O presidente da Assembleia Legislativa da Paraíba, Adriano Galdino, voltou a mostrar por que segue sendo uma das figuras mais influentes e mais observadas — do tabuleiro político estadual. Em entrevista na manhã desta quarta-feira (14), Galdino reafirmou que seu plano principal é simples e direto: continuar deputado estadual. Mas, ao abrir a porta para outras possibilidades, colocou combustível novo nos bastidores.
“Não vou dizer que não está no meu radar… meu primeiro projeto é continuar deputado estadual”, afirmou, com a calma de quem fala do alto da cadeira mais estratégica do Legislativo. A frase, por si, já sinaliza prioridade. O detalhe que chamou atenção veio logo depois, quando ele admitiu que, “aqui acolá”, acorda com vontade de ir para o Tribunal de Contas e “dar uma parada” na vida pública — “afinal é muito agitada” — lembrando que está com 65 anos.
A fala não foi apenas desabafo. Foi recado com várias leituras.
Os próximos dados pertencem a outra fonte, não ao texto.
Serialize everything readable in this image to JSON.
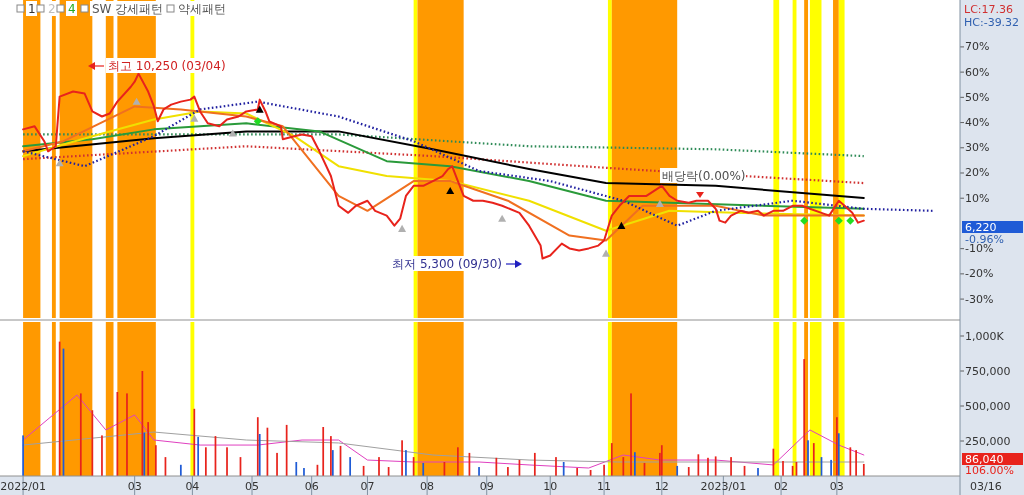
{
  "chart_data": [
    {
      "type": "line",
      "xlim": [
        "2021-12-22",
        "2023-05-05"
      ],
      "ylim": [
        -37.5,
        88.6
      ],
      "tick_labels": "y",
      "yticks": [
        {
          "value": 70,
          "label": "70%"
        },
        {
          "value": 60,
          "label": "60%"
        },
        {
          "value": 50,
          "label": "50%"
        },
        {
          "value": 40,
          "label": "40%"
        },
        {
          "value": 30,
          "label": "30%"
        },
        {
          "value": 20,
          "label": "20%"
        },
        {
          "value": 10,
          "label": "10%"
        },
        {
          "value": -10,
          "label": "-10%"
        },
        {
          "value": -20,
          "label": "-20%"
        },
        {
          "value": -30,
          "label": "-30%"
        }
      ],
      "bands": [
        {
          "axis": "x",
          "from": "2022-01-03",
          "to": "2022-01-12",
          "color": "#ff9900"
        },
        {
          "axis": "x",
          "from": "2022-01-18",
          "to": "2022-01-20",
          "color": "#ff9900"
        },
        {
          "axis": "x",
          "from": "2022-01-22",
          "to": "2022-02-08",
          "color": "#ff9900"
        },
        {
          "axis": "x",
          "from": "2022-02-15",
          "to": "2022-02-19",
          "color": "#ff9900"
        },
        {
          "axis": "x",
          "from": "2022-02-21",
          "to": "2022-03-13",
          "color": "#ff9900"
        },
        {
          "axis": "x",
          "from": "2022-03-31",
          "to": "2022-04-02",
          "color": "#ffff00"
        },
        {
          "axis": "x",
          "from": "2022-07-25",
          "to": "2022-07-27",
          "color": "#ffff00"
        },
        {
          "axis": "x",
          "from": "2022-07-27",
          "to": "2022-08-20",
          "color": "#ff9900"
        },
        {
          "axis": "x",
          "from": "2022-11-03",
          "to": "2022-11-05",
          "color": "#ffff00"
        },
        {
          "axis": "x",
          "from": "2022-11-05",
          "to": "2022-12-09",
          "color": "#ff9900"
        },
        {
          "axis": "x",
          "from": "2023-01-28",
          "to": "2023-01-31",
          "color": "#ffff00"
        },
        {
          "axis": "x",
          "from": "2023-02-07",
          "to": "2023-02-09",
          "color": "#ffff00"
        },
        {
          "axis": "x",
          "from": "2023-02-13",
          "to": "2023-02-15",
          "color": "#ff9900"
        },
        {
          "axis": "x",
          "from": "2023-02-16",
          "to": "2023-02-22",
          "color": "#ffff00"
        },
        {
          "axis": "x",
          "from": "2023-02-28",
          "to": "2023-03-03",
          "color": "#ff9900"
        },
        {
          "axis": "x",
          "from": "2023-03-03",
          "to": "2023-03-06",
          "color": "#ffff00"
        }
      ],
      "series": [
        {
          "color": "#2e8b57",
          "line_style": "dotted",
          "x": [
            "2022-01-03",
            "2022-06-16",
            "2022-09-23",
            "2022-12-29",
            "2023-03-16"
          ],
          "values": [
            35.3,
            35.3,
            30.6,
            29.4,
            26.7
          ]
        },
        {
          "color": "#d03030",
          "line_style": "dotted",
          "x": [
            "2022-01-03",
            "2022-04-29",
            "2022-08-04",
            "2022-11-11",
            "2023-03-16"
          ],
          "values": [
            25.5,
            30.6,
            26.7,
            21.6,
            16.0
          ]
        },
        {
          "color": "#000000",
          "x": [
            "2022-01-03",
            "2022-03-12",
            "2022-04-29",
            "2022-06-16",
            "2022-08-04",
            "2022-09-23",
            "2022-11-02",
            "2022-12-29",
            "2023-03-16"
          ],
          "values": [
            28.6,
            33.8,
            36.5,
            36.5,
            29.4,
            21.6,
            16.0,
            14.9,
            10.1
          ]
        },
        {
          "color": "#2a9a3a",
          "x": [
            "2022-01-03",
            "2022-02-08",
            "2022-03-12",
            "2022-04-29",
            "2022-06-06",
            "2022-07-11",
            "2022-08-13",
            "2022-09-23",
            "2022-11-02",
            "2022-12-05",
            "2023-03-16"
          ],
          "values": [
            30.6,
            33.4,
            37.3,
            39.7,
            36.5,
            24.7,
            22.7,
            16.8,
            9.0,
            8.2,
            5.8
          ]
        },
        {
          "color": "#f0e000",
          "x": [
            "2022-01-03",
            "2022-02-08",
            "2022-03-12",
            "2022-04-05",
            "2022-04-29",
            "2022-05-24",
            "2022-06-16",
            "2022-07-11",
            "2022-08-13",
            "2022-09-23",
            "2022-11-02",
            "2022-12-05",
            "2023-01-08",
            "2023-03-16"
          ],
          "values": [
            26.7,
            34.6,
            41.2,
            44.4,
            43.6,
            34.6,
            22.7,
            18.8,
            16.8,
            9.0,
            -2.9,
            5.0,
            4.2,
            3.1
          ]
        },
        {
          "color": "#f07020",
          "x": [
            "2022-01-03",
            "2022-01-24",
            "2022-03-02",
            "2022-03-26",
            "2022-04-29",
            "2022-05-18",
            "2022-06-16",
            "2022-07-01",
            "2022-07-25",
            "2022-08-13",
            "2022-09-12",
            "2022-10-14",
            "2022-11-02",
            "2022-11-21",
            "2022-12-29",
            "2023-01-23",
            "2023-03-16"
          ],
          "values": [
            28.6,
            32.6,
            46.4,
            45.2,
            42.4,
            38.5,
            10.9,
            5.0,
            16.8,
            16.8,
            9.0,
            -4.8,
            -6.8,
            7.0,
            7.0,
            3.1,
            3.1
          ]
        },
        {
          "color": "#2020a0",
          "line_style": "dotted",
          "x": [
            "2022-01-03",
            "2022-02-04",
            "2022-03-12",
            "2022-04-05",
            "2022-05-05",
            "2022-06-16",
            "2022-07-25",
            "2022-08-28",
            "2022-10-04",
            "2022-11-11",
            "2022-12-09",
            "2022-12-29",
            "2023-02-07",
            "2023-03-16",
            "2023-04-21"
          ],
          "values": [
            28.6,
            22.7,
            34.6,
            45.2,
            48.3,
            42.4,
            32.6,
            20.8,
            16.8,
            9.0,
            -0.9,
            5.0,
            9.0,
            5.8,
            5.0
          ]
        },
        {
          "color": "#e8231c",
          "x": [
            "2022-01-03",
            "2022-01-09",
            "2022-01-14",
            "2022-01-16",
            "2022-01-20",
            "2022-01-22",
            "2022-01-29",
            "2022-02-04",
            "2022-02-08",
            "2022-02-13",
            "2022-02-17",
            "2022-02-21",
            "2022-02-28",
            "2022-03-02",
            "2022-03-04",
            "2022-03-09",
            "2022-03-12",
            "2022-03-14",
            "2022-03-17",
            "2022-03-21",
            "2022-03-26",
            "2022-03-31",
            "2022-04-02",
            "2022-04-05",
            "2022-04-09",
            "2022-04-15",
            "2022-04-19",
            "2022-04-25",
            "2022-04-29",
            "2022-05-05",
            "2022-05-06",
            "2022-05-09",
            "2022-05-11",
            "2022-05-17",
            "2022-05-18",
            "2022-05-24",
            "2022-05-28",
            "2022-06-02",
            "2022-06-06",
            "2022-06-12",
            "2022-06-16",
            "2022-06-21",
            "2022-06-25",
            "2022-07-01",
            "2022-07-05",
            "2022-07-11",
            "2022-07-15",
            "2022-07-18",
            "2022-07-21",
            "2022-07-25",
            "2022-07-30",
            "2022-08-04",
            "2022-08-09",
            "2022-08-12",
            "2022-08-14",
            "2022-08-17",
            "2022-08-20",
            "2022-08-25",
            "2022-08-30",
            "2022-09-04",
            "2022-09-09",
            "2022-09-18",
            "2022-09-23",
            "2022-09-29",
            "2022-09-30",
            "2022-10-04",
            "2022-10-10",
            "2022-10-14",
            "2022-10-19",
            "2022-10-24",
            "2022-10-29",
            "2022-11-01",
            "2022-11-05",
            "2022-11-09",
            "2022-11-14",
            "2022-11-18",
            "2022-11-23",
            "2022-11-27",
            "2022-12-01",
            "2022-12-05",
            "2022-12-09",
            "2022-12-15",
            "2022-12-19",
            "2022-12-25",
            "2022-12-29",
            "2022-12-31",
            "2023-01-03",
            "2023-01-06",
            "2023-01-11",
            "2023-01-15",
            "2023-01-20",
            "2023-01-23",
            "2023-01-28",
            "2023-02-02",
            "2023-02-07",
            "2023-02-12",
            "2023-02-16",
            "2023-02-22",
            "2023-02-26",
            "2023-03-03",
            "2023-03-06",
            "2023-03-10",
            "2023-03-13",
            "2023-03-16"
          ],
          "values": [
            37.3,
            38.5,
            32.6,
            28.6,
            30.6,
            50.3,
            52.3,
            51.5,
            44.4,
            42.4,
            43.6,
            48.3,
            54.2,
            56.2,
            59.4,
            52.3,
            46.4,
            40.5,
            45.2,
            47.1,
            48.3,
            49.1,
            50.3,
            44.4,
            39.7,
            38.5,
            41.2,
            42.4,
            44.4,
            45.2,
            49.1,
            44.4,
            40.5,
            38.5,
            33.4,
            34.6,
            35.3,
            34.6,
            28.6,
            18.8,
            7.0,
            4.2,
            7.0,
            9.0,
            5.0,
            3.1,
            -0.9,
            1.9,
            10.9,
            14.9,
            14.9,
            16.8,
            18.8,
            21.6,
            22.7,
            16.8,
            10.9,
            9.0,
            9.0,
            8.2,
            7.0,
            4.2,
            -0.9,
            -8.8,
            -13.9,
            -12.7,
            -8.0,
            -9.9,
            -10.7,
            -9.9,
            -8.8,
            -6.8,
            3.1,
            7.0,
            10.9,
            10.9,
            10.9,
            12.9,
            14.9,
            10.9,
            9.0,
            8.2,
            9.0,
            9.0,
            5.8,
            1.1,
            0.3,
            3.1,
            5.0,
            4.2,
            5.0,
            3.1,
            5.0,
            5.0,
            7.0,
            7.0,
            5.8,
            4.2,
            3.1,
            9.0,
            7.0,
            4.2,
            0.3,
            1.1
          ]
        },
        {
          "type": "scatter",
          "marker": "triangle",
          "color": "#000000",
          "x": [
            "2022-05-06",
            "2022-08-13",
            "2022-11-10"
          ],
          "values": [
            45.2,
            12.9,
            -0.9
          ]
        },
        {
          "type": "scatter",
          "marker": "triangle",
          "color": "#b0b0b0",
          "x": [
            "2022-01-22",
            "2022-03-03",
            "2022-04-02",
            "2022-04-22",
            "2022-07-19",
            "2022-09-09",
            "2022-11-02",
            "2022-11-30"
          ],
          "values": [
            23.9,
            48.3,
            41.6,
            35.7,
            -2.1,
            1.9,
            -11.9,
            7.8
          ]
        },
        {
          "type": "scatter",
          "marker": "diamond",
          "color": "#22dd22",
          "x": [
            "2022-05-05",
            "2023-02-13",
            "2023-03-03",
            "2023-03-09"
          ],
          "values": [
            40.5,
            1.1,
            1.1,
            1.1
          ]
        }
      ],
      "annotations": [
        "최고 10,250 (03/04)",
        "최저 5,300 (09/30)",
        "배당락(0.00%)",
        "1",
        "2",
        "4",
        "SW 강세패턴",
        "약세패턴",
        "LC:17.36",
        "HC:-39.32",
        "6,220",
        "-0.96%"
      ]
    },
    {
      "type": "bar",
      "xlim": [
        "2021-12-22",
        "2023-05-05"
      ],
      "ylim": [
        0,
        1100000
      ],
      "xticks": [
        {
          "value": "2022-01-03",
          "label": "2022/01"
        },
        {
          "value": "2022-03-02",
          "label": "03"
        },
        {
          "value": "2022-04-01",
          "label": "04"
        },
        {
          "value": "2022-05-02",
          "label": "05"
        },
        {
          "value": "2022-06-02",
          "label": "06"
        },
        {
          "value": "2022-07-01",
          "label": "07"
        },
        {
          "value": "2022-08-01",
          "label": "08"
        },
        {
          "value": "2022-09-01",
          "label": "09"
        },
        {
          "value": "2022-10-04",
          "label": "10"
        },
        {
          "value": "2022-11-01",
          "label": "11"
        },
        {
          "value": "2022-12-01",
          "label": "12"
        },
        {
          "value": "2023-01-02",
          "label": "2023/01"
        },
        {
          "value": "2023-02-01",
          "label": "02"
        },
        {
          "value": "2023-03-02",
          "label": "03"
        }
      ],
      "yticks": [
        {
          "value": 1000000,
          "label": "1,000K"
        },
        {
          "value": 750000,
          "label": "750,000"
        },
        {
          "value": 500000,
          "label": "500,000"
        },
        {
          "value": 250000,
          "label": "250,000"
        }
      ],
      "bands": [
        {
          "axis": "x",
          "from": "2022-01-03",
          "to": "2022-01-12",
          "color": "#ff9900"
        },
        {
          "axis": "x",
          "from": "2022-01-18",
          "to": "2022-01-20",
          "color": "#ff9900"
        },
        {
          "axis": "x",
          "from": "2022-01-22",
          "to": "2022-02-08",
          "color": "#ff9900"
        },
        {
          "axis": "x",
          "from": "2022-02-15",
          "to": "2022-02-19",
          "color": "#ff9900"
        },
        {
          "axis": "x",
          "from": "2022-02-21",
          "to": "2022-03-13",
          "color": "#ff9900"
        },
        {
          "axis": "x",
          "from": "2022-03-31",
          "to": "2022-04-02",
          "color": "#ffff00"
        },
        {
          "axis": "x",
          "from": "2022-07-25",
          "to": "2022-07-27",
          "color": "#ffff00"
        },
        {
          "axis": "x",
          "from": "2022-07-27",
          "to": "2022-08-20",
          "color": "#ff9900"
        },
        {
          "axis": "x",
          "from": "2022-11-03",
          "to": "2022-11-05",
          "color": "#ffff00"
        },
        {
          "axis": "x",
          "from": "2022-11-05",
          "to": "2022-12-09",
          "color": "#ff9900"
        },
        {
          "axis": "x",
          "from": "2023-01-28",
          "to": "2023-01-31",
          "color": "#ffff00"
        },
        {
          "axis": "x",
          "from": "2023-02-07",
          "to": "2023-02-09",
          "color": "#ffff00"
        },
        {
          "axis": "x",
          "from": "2023-02-13",
          "to": "2023-02-15",
          "color": "#ff9900"
        },
        {
          "axis": "x",
          "from": "2023-02-16",
          "to": "2023-02-22",
          "color": "#ffff00"
        },
        {
          "axis": "x",
          "from": "2023-02-28",
          "to": "2023-03-03",
          "color": "#ff9900"
        },
        {
          "axis": "x",
          "from": "2023-03-03",
          "to": "2023-03-06",
          "color": "#ffff00"
        }
      ],
      "series": [
        {
          "x": [
            "2022-01-03",
            "2022-01-22",
            "2022-01-24",
            "2022-02-02",
            "2022-02-08",
            "2022-02-13",
            "2022-02-21",
            "2022-02-26",
            "2022-03-06",
            "2022-03-07",
            "2022-03-09",
            "2022-03-13",
            "2022-03-18",
            "2022-03-26",
            "2022-04-02",
            "2022-04-04",
            "2022-04-08",
            "2022-04-13",
            "2022-04-19",
            "2022-04-26",
            "2022-05-05",
            "2022-05-06",
            "2022-05-10",
            "2022-05-15",
            "2022-05-20",
            "2022-05-25",
            "2022-05-29",
            "2022-06-05",
            "2022-06-08",
            "2022-06-12",
            "2022-06-13",
            "2022-06-17",
            "2022-06-22",
            "2022-06-29",
            "2022-07-07",
            "2022-07-12",
            "2022-07-19",
            "2022-07-21",
            "2022-07-25",
            "2022-07-30",
            "2022-08-10",
            "2022-08-17",
            "2022-08-23",
            "2022-08-28",
            "2022-09-06",
            "2022-09-12",
            "2022-09-18",
            "2022-09-26",
            "2022-10-07",
            "2022-10-11",
            "2022-10-18",
            "2022-10-25",
            "2022-11-01",
            "2022-11-05",
            "2022-11-11",
            "2022-11-15",
            "2022-11-17",
            "2022-11-22",
            "2022-11-30",
            "2022-12-01",
            "2022-12-09",
            "2022-12-15",
            "2022-12-20",
            "2022-12-25",
            "2022-12-29",
            "2023-01-06",
            "2023-01-13",
            "2023-01-20",
            "2023-01-28",
            "2023-02-02",
            "2023-02-07",
            "2023-02-09",
            "2023-02-13",
            "2023-02-15",
            "2023-02-18",
            "2023-02-22",
            "2023-02-27",
            "2023-03-02",
            "2023-03-03",
            "2023-03-09",
            "2023-03-12",
            "2023-03-16"
          ],
          "values": [
            290000,
            960000,
            910000,
            590000,
            470000,
            290000,
            600000,
            590000,
            750000,
            310000,
            385000,
            220000,
            135000,
            80000,
            480000,
            280000,
            205000,
            285000,
            205000,
            135000,
            420000,
            300000,
            345000,
            165000,
            365000,
            100000,
            57000,
            80000,
            350000,
            285000,
            185000,
            215000,
            135000,
            72000,
            135000,
            64000,
            255000,
            185000,
            135000,
            93000,
            100000,
            205000,
            165000,
            64000,
            130000,
            64000,
            115000,
            165000,
            135000,
            100000,
            57000,
            43000,
            80000,
            235000,
            135000,
            590000,
            170000,
            93000,
            165000,
            220000,
            72000,
            64000,
            155000,
            130000,
            140000,
            135000,
            72000,
            57000,
            195000,
            107000,
            72000,
            100000,
            835000,
            255000,
            235000,
            135000,
            115000,
            420000,
            305000,
            205000,
            185000,
            86040
          ],
          "colors": [
            "#1f5bd6",
            "#e8231c",
            "#1f5bd6",
            "#e8231c",
            "#e8231c",
            "#e8231c",
            "#e8231c",
            "#e8231c",
            "#e8231c",
            "#1f5bd6",
            "#e8231c",
            "#e8231c",
            "#e8231c",
            "#1f5bd6",
            "#e8231c",
            "#1f5bd6",
            "#e8231c",
            "#e8231c",
            "#e8231c",
            "#e8231c",
            "#e8231c",
            "#1f5bd6",
            "#e8231c",
            "#e8231c",
            "#e8231c",
            "#1f5bd6",
            "#1f5bd6",
            "#e8231c",
            "#e8231c",
            "#e8231c",
            "#1f5bd6",
            "#e8231c",
            "#1f5bd6",
            "#e8231c",
            "#e8231c",
            "#e8231c",
            "#e8231c",
            "#1f5bd6",
            "#e8231c",
            "#1f5bd6",
            "#e8231c",
            "#e8231c",
            "#e8231c",
            "#1f5bd6",
            "#e8231c",
            "#e8231c",
            "#e8231c",
            "#e8231c",
            "#e8231c",
            "#1f5bd6",
            "#e8231c",
            "#e8231c",
            "#e8231c",
            "#e8231c",
            "#e8231c",
            "#e8231c",
            "#1f5bd6",
            "#e8231c",
            "#e8231c",
            "#e8231c",
            "#1f5bd6",
            "#e8231c",
            "#e8231c",
            "#e8231c",
            "#e8231c",
            "#e8231c",
            "#e8231c",
            "#1f5bd6",
            "#e8231c",
            "#e8231c",
            "#e8231c",
            "#e8231c",
            "#e8231c",
            "#1f5bd6",
            "#e8231c",
            "#1f5bd6",
            "#1f5bd6",
            "#e8231c",
            "#1f5bd6",
            "#e8231c",
            "#e8231c",
            "#e8231c"
          ]
        },
        {
          "type": "line",
          "color": "#e040c0",
          "x": [
            "2022-01-03",
            "2022-01-31",
            "2022-02-15",
            "2022-03-02",
            "2022-03-12",
            "2022-04-05",
            "2022-05-05",
            "2022-05-28",
            "2022-06-16",
            "2022-07-01",
            "2022-07-25",
            "2022-08-28",
            "2022-09-23",
            "2022-10-24",
            "2022-11-11",
            "2022-11-30",
            "2022-12-29",
            "2023-01-28",
            "2023-02-16",
            "2023-03-03",
            "2023-03-16"
          ],
          "values": [
            257000,
            579000,
            329000,
            436000,
            257000,
            221000,
            221000,
            257000,
            257000,
            114000,
            100000,
            100000,
            79000,
            57000,
            150000,
            114000,
            114000,
            79000,
            329000,
            221000,
            150000
          ]
        },
        {
          "type": "line",
          "color": "#a0a0a0",
          "x": [
            "2022-01-03",
            "2022-03-12",
            "2022-04-29",
            "2022-06-16",
            "2022-08-04",
            "2022-09-23",
            "2022-11-08",
            "2022-12-29",
            "2023-03-16"
          ],
          "values": [
            221000,
            314000,
            257000,
            236000,
            150000,
            114000,
            100000,
            100000,
            100000
          ]
        }
      ],
      "annotations": [
        "86,040",
        "106.00%",
        "03/16"
      ]
    }
  ]
}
De um lado, Galdino reforça sua posição de liderança ao manter o foco na reeleição, preservando base, mandato e comando político. De outro, ao mencionar o TCE, ele reconhece — sem dramatizar — que existe um caminho institucional capaz de mudar completamente o ritmo (e o papel) da sua trajetória, trocando o calor das urnas pela estabilidade de uma Corte de Contas.
Mas o ponto que mais movimenta o jogo está na forma como ele encerra: “Eu estou analisando. Quem tem prazo tem tempo… e quem tem tempo pode parar para pensar e decidir mais na frente.” É o tipo de frase que, na política, vale mais do que aparenta. Porque traduz uma estratégia clássica de quem tem peso: não se precipitar, não fechar portas e não entregar o próprio passe antes da hora.
E aí entra o terceiro elemento — o mais quente do momento. Galdino, além de presidente da ALPB e liderança consolidada, é apontado por setores da base como nome que poderia compor uma chapa majoritária em 2026, especialmente na condição de vice no projeto do vice-governador Lucas Ribeiro. Mesmo sem confirmar nada, o simples fato de estar no radar desse desenho já diz muito: Galdino virou peça disputada.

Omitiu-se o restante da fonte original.